Reliability = Longevity
A business can not last without cultivating healthy, long-standing customer relationships, and NWH recognized early on that serving as a reliable partner was essential.
Five Star Lumber Company, a family-owned pallet manufacturer since 1981, has been a loyal customer of NWH since the early 1980’s, buying Alder shook for its hardwood pallet production. It is one of many second-generation customers that have enabled NWH to thrive for 50 years.
“Our relationship with Northwest Hardwoods has allowed our business to grow, by giving us the confidence that we had a supplier that would always be there for us,” said Marco Beretta, managing member of Five Star Lumber, who’s father began the relationship with NWH. “Their forward-looking, consistent philosophy has meant long-term, stable pricing for us, and led to a predictable pallet program for our customers.”
Qingdao CX Joy Hardwoods Company, one of the largest panel producers in China, is a customer dating back to 1996, and another illustration of how NWH creates enduring relationships.

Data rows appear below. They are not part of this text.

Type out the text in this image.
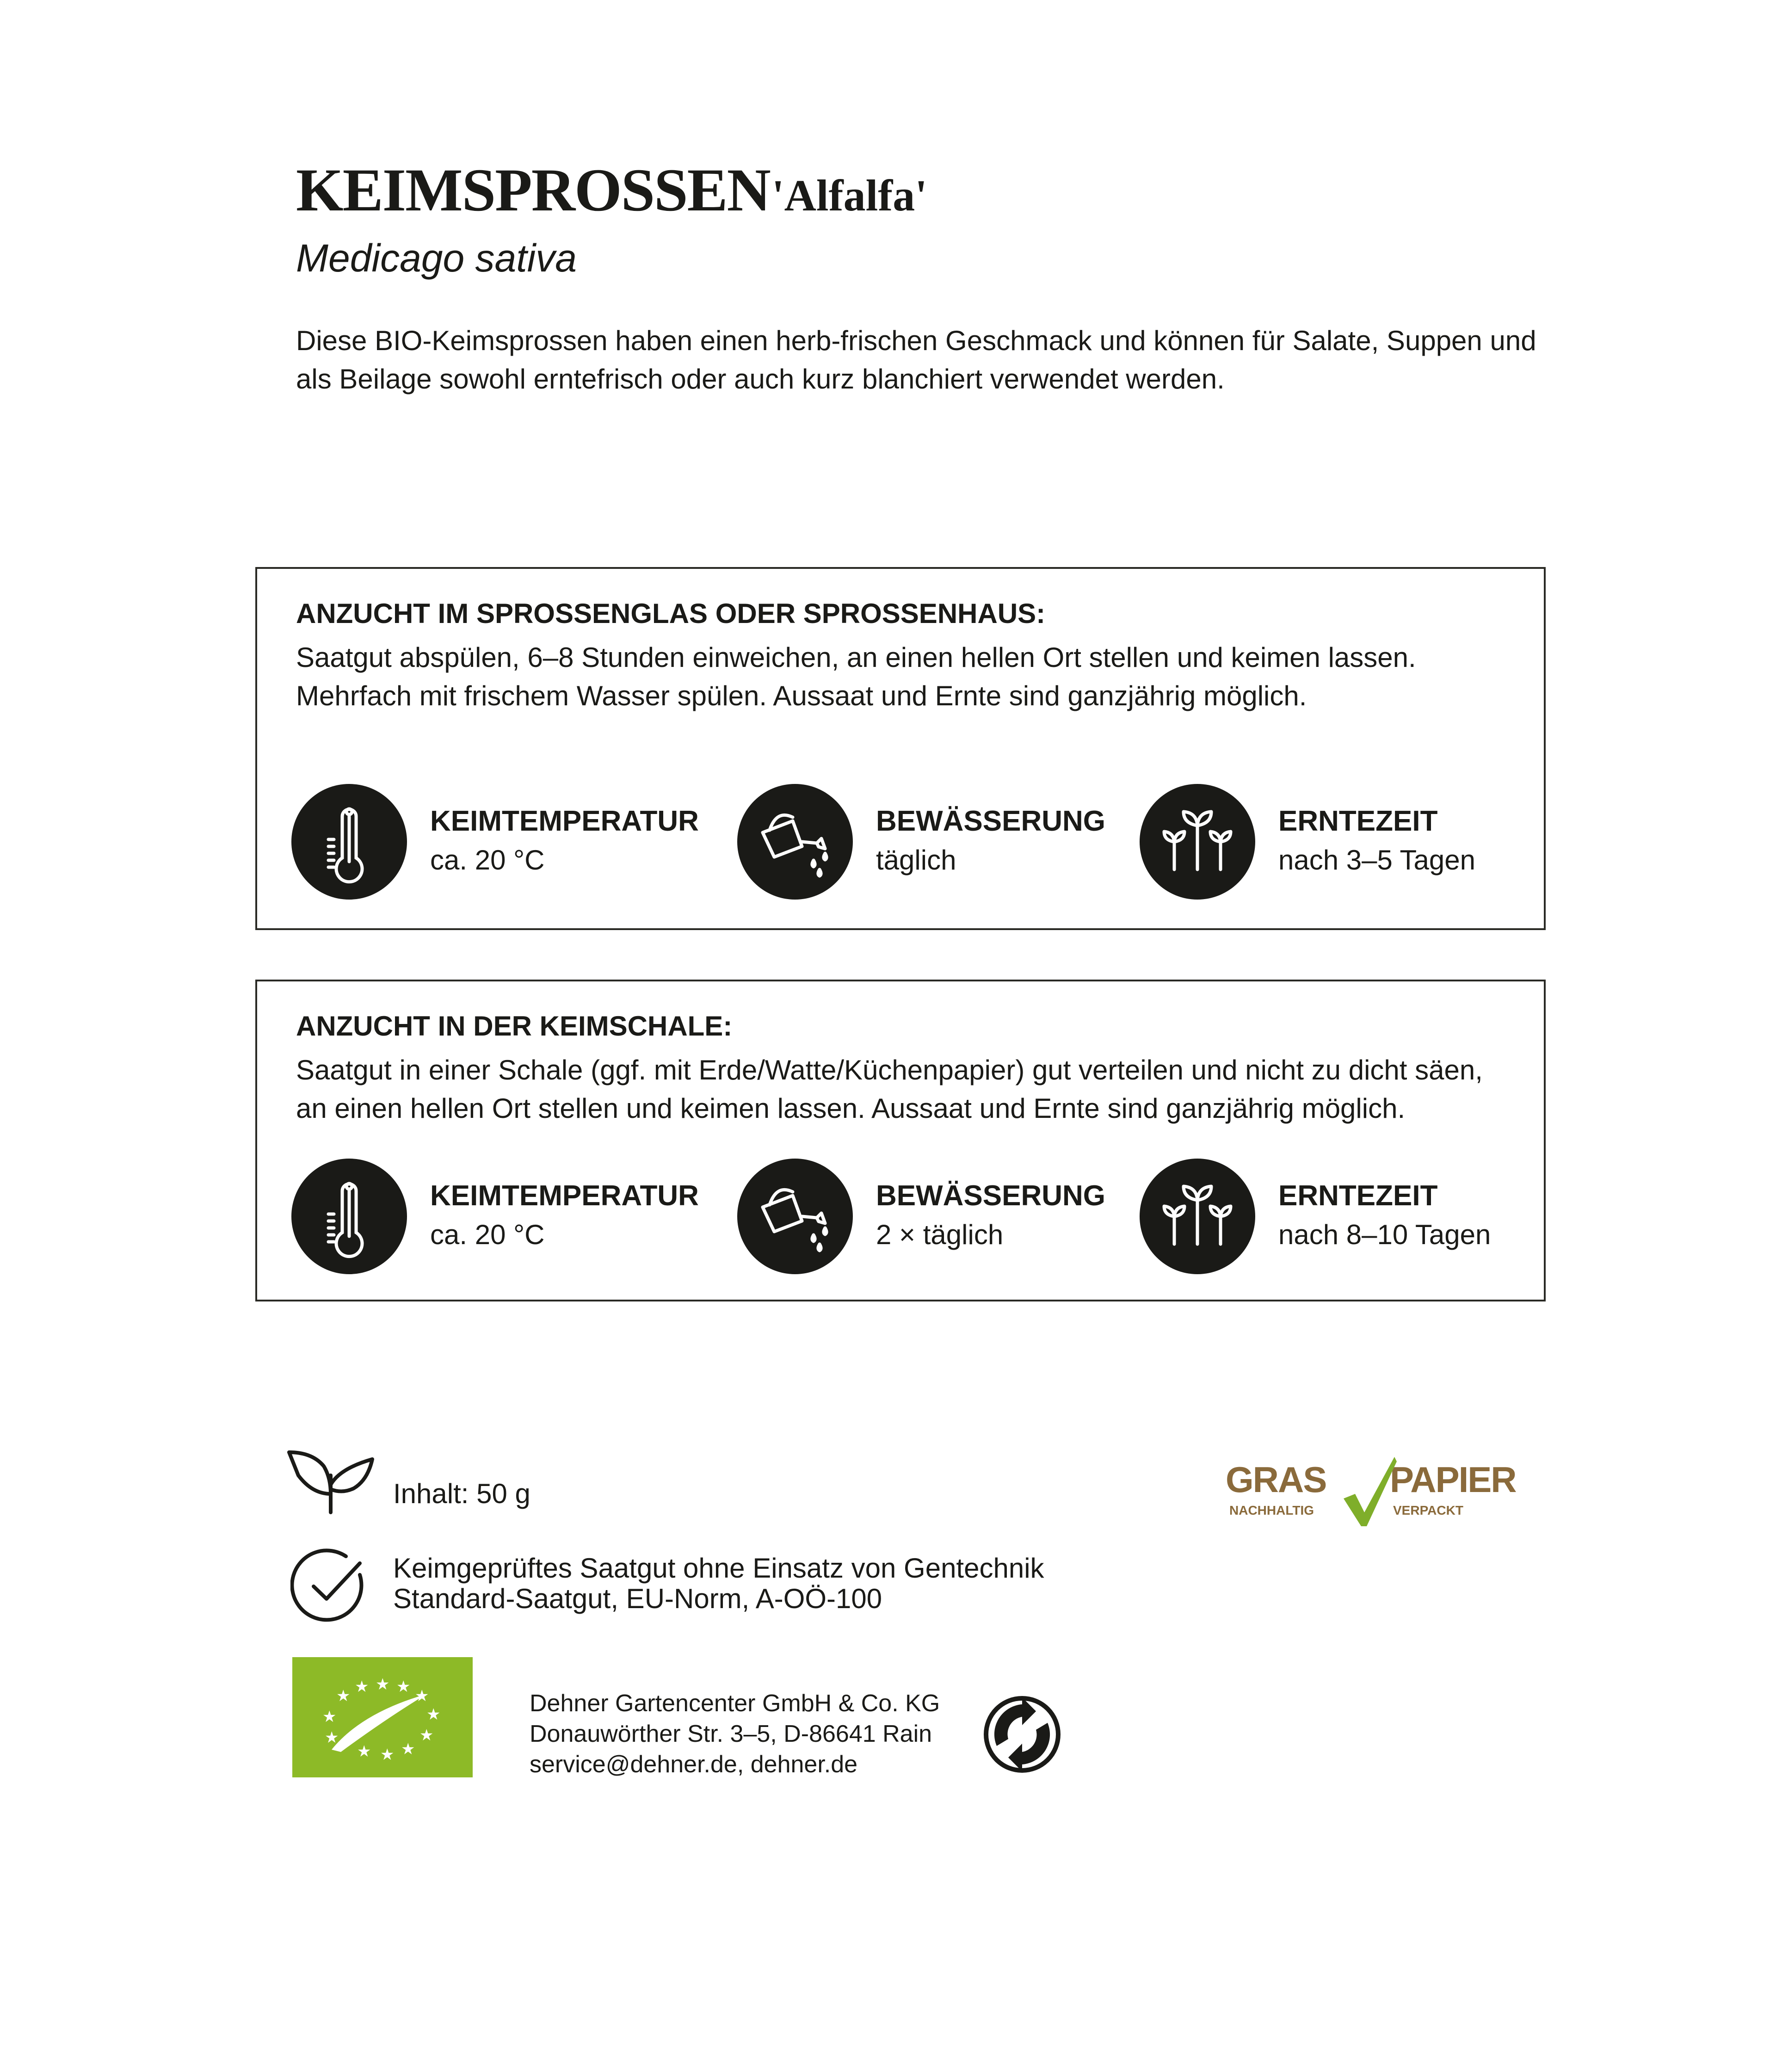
KEIMSPROSSEN 'Alfalfa'
Medicago sativa
Diese BIO-Keimsprossen haben einen herb-frischen Geschmack und können für Salate, Suppen und als Beilage sowohl erntefrisch oder auch kurz blanchiert verwendet werden.
ANZUCHT IM SPROSSENGLAS ODER SPROSSENHAUS:
Saatgut abspülen, 6–8 Stunden einweichen, an einen hellen Ort stellen und keimen lassen. Mehrfach mit frischem Wasser spülen. Aussaat und Ernte sind ganzjährig möglich.
KEIMTEMPERATUR
ca. 20 °C
BEWÄSSERUNG
täglich
ERNTEZEIT
nach 3–5 Tagen
ANZUCHT IN DER KEIMSCHALE:
Saatgut in einer Schale (ggf. mit Erde/Watte/Küchenpapier) gut verteilen und nicht zu dicht säen, an einen hellen Ort stellen und keimen lassen. Aussaat und Ernte sind ganzjährig möglich.
KEIMTEMPERATUR
ca. 20 °C
BEWÄSSERUNG
2 × täglich
ERNTEZEIT
nach 8–10 Tagen
Inhalt: 50 g
Keimgeprüftes Saatgut ohne Einsatz von Gentechnik
Standard-Saatgut, EU-Norm, A-OÖ-100
★ ★ ★ ★ ★
★
★
★
★
★
★
★
Dehner Gartencenter GmbH & Co. KG
Donauwörther Str. 3–5, D-86641 Rain
service@dehner.de, dehner.de
GRAS PAPIER
NACHHALTIG	VERPACKT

“Our business partnership with Northwest Hardwoods has never ceased to strengthen over the last 21 years,” said Heng-yi Lin, President of Qingdao CX Joy Hardwoods. “Ours is not simply a buy-and-sell relationship. Our sales team learns from and works with Northwest Hardwoods on new opportunities, and our production team gives regular feedback to refine products, or to just say ‘thanks’ for shipping us such well-manufactured lumber.”
These long-lasting relationships are emblematic of NWH’s commitment to its guiding vision for the last 50 years. By providing consistent, high-quality products through innovation and strong customer engagement, Northwest Hardwoods has grown from a modest, single sawmill, to become the resilient and reliable brand it is today, recognized across the globe.